14. Bölüm - Misafir

52 8 0
                                    

Görüşlerinizi paragraf aralarına bekliyorum. Bölüme oy verirseniz çok sevinirim.

Keyifli okumalarr <3


5 YIL ÖNCE

Cumartesi sıralama turları atılırdı ve biz de o sıralama turlarından birindeydik. Bugünkü sonuçlara göre yarın yarış yapılacaktı. Lamborghini garajında ise oldukça hareketli bir hava vardı. 

Marc birkaç saat sonra yarış arabasına binmeyecekmiş gibi benimle sohbet ediyordu. Daha doğrusu tartışıyorduk. 

''Luke yayında Fortnite oynuyor. Sen de gel bizimle oyna işte. Neden inat ediyorsun?'' dedi Marc.

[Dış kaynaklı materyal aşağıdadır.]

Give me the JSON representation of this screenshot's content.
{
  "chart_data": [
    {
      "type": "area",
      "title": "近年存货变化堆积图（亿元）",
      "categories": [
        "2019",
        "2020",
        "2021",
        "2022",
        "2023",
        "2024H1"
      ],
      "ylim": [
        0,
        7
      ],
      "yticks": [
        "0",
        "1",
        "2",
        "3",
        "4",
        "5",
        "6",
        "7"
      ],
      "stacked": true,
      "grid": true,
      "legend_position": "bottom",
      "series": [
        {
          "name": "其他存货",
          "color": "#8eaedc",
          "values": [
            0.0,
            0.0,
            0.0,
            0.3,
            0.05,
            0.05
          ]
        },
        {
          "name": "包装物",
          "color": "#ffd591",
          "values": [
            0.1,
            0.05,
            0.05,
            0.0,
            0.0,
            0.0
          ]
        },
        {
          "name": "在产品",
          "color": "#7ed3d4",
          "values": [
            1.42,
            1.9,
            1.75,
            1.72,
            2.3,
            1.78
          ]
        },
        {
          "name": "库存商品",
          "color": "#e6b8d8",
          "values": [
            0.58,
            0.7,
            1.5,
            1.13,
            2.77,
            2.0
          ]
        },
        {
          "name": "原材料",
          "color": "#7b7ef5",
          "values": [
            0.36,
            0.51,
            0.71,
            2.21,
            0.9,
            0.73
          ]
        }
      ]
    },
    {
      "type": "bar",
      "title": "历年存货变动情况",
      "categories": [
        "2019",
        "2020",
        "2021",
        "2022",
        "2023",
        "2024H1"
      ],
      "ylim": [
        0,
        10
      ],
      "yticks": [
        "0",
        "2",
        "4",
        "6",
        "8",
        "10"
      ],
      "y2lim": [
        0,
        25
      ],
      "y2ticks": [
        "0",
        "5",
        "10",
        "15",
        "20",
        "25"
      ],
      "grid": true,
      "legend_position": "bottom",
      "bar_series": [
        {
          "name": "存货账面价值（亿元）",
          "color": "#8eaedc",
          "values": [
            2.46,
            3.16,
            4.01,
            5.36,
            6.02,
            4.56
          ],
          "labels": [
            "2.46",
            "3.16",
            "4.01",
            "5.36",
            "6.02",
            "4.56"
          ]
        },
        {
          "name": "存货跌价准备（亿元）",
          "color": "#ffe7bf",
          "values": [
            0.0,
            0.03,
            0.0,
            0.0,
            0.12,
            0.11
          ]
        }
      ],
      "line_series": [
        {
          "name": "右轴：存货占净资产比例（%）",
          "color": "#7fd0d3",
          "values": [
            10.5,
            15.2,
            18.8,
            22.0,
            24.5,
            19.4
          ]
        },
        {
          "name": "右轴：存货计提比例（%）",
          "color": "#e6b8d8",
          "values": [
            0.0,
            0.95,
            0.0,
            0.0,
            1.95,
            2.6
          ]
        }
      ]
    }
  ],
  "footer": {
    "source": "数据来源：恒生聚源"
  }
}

''Ya sevmiyorum.'' dedim mızmızlanırcasına. ''Counter Strike oynayalım. Ben size öğretirim. Hiç üzülmeyin'' dedim yapay gülümsememle.

''Fortnite sarıyor Derin. Sen de bize katıl. Ya da beni CS için ikna etmeye çalışma'' dedi Marc.

''Ya ama ben CS seviyorum...'' dedim. Nazlanıyordum.

''İyi de bebeğim sen hep CS seviyordun. Neden bugün özel olarak bizimle oynamak istiyorsun?'' dedi Marc. Haklıydı. Bugün özel olarak istiyordum çünkü şerefsiz Onurla oynayacaktık. Dün...

Ama gelmedi. O gün görevi vardı ama o saatte çoktan bitmiş olması gerekiyordu. Gelmediği sırada başına bir şey gelmesinden ödümüz koparken defalarca aradık onu. Açmadı. Bu sabah bana geri döndüğünde ise uyuyakaldığını söylemişti. Yanındaki kızın sesini duymasam inanıp haline üzülecektim. Ama beter olsundu! İnsan kardeşini ekmezdi ki başka bir kız için. 

Ne diyordu Barney Stinson ''Bros before hoes'' ! Yani en kibar haliyle kardeşlerinizin sevgililerinizden ya da ilişkilerinizden daha önemli olduğunu belirtiyordu. Barney haklıydı. 

Bu yüzden oyun arkadaşımı kaybetmiş gibi hissediyordum. Onur, artık benim oyun arkadaşım değil gibi hissediyordum. Bu yüzden yeni oyun arkadaşlarına ihtiyacım vardı.

''CS oynadığım arkadaşım beni ekti. Düşünsene hayatında hiç oynamamış sizi davet ediyorum! Globalim ben CS'de. Yani o kadar hayatsızım ki en iyi seviyedeyim. Ve buna rağmen hiç oyunu bilmeyen sizi çağırıyorum!'' dedim kendimi acındırmaya çalışarak. ''Çaresizim görmüyor musun?'' dedim sonunda dayanamayıp kahkaha atarak.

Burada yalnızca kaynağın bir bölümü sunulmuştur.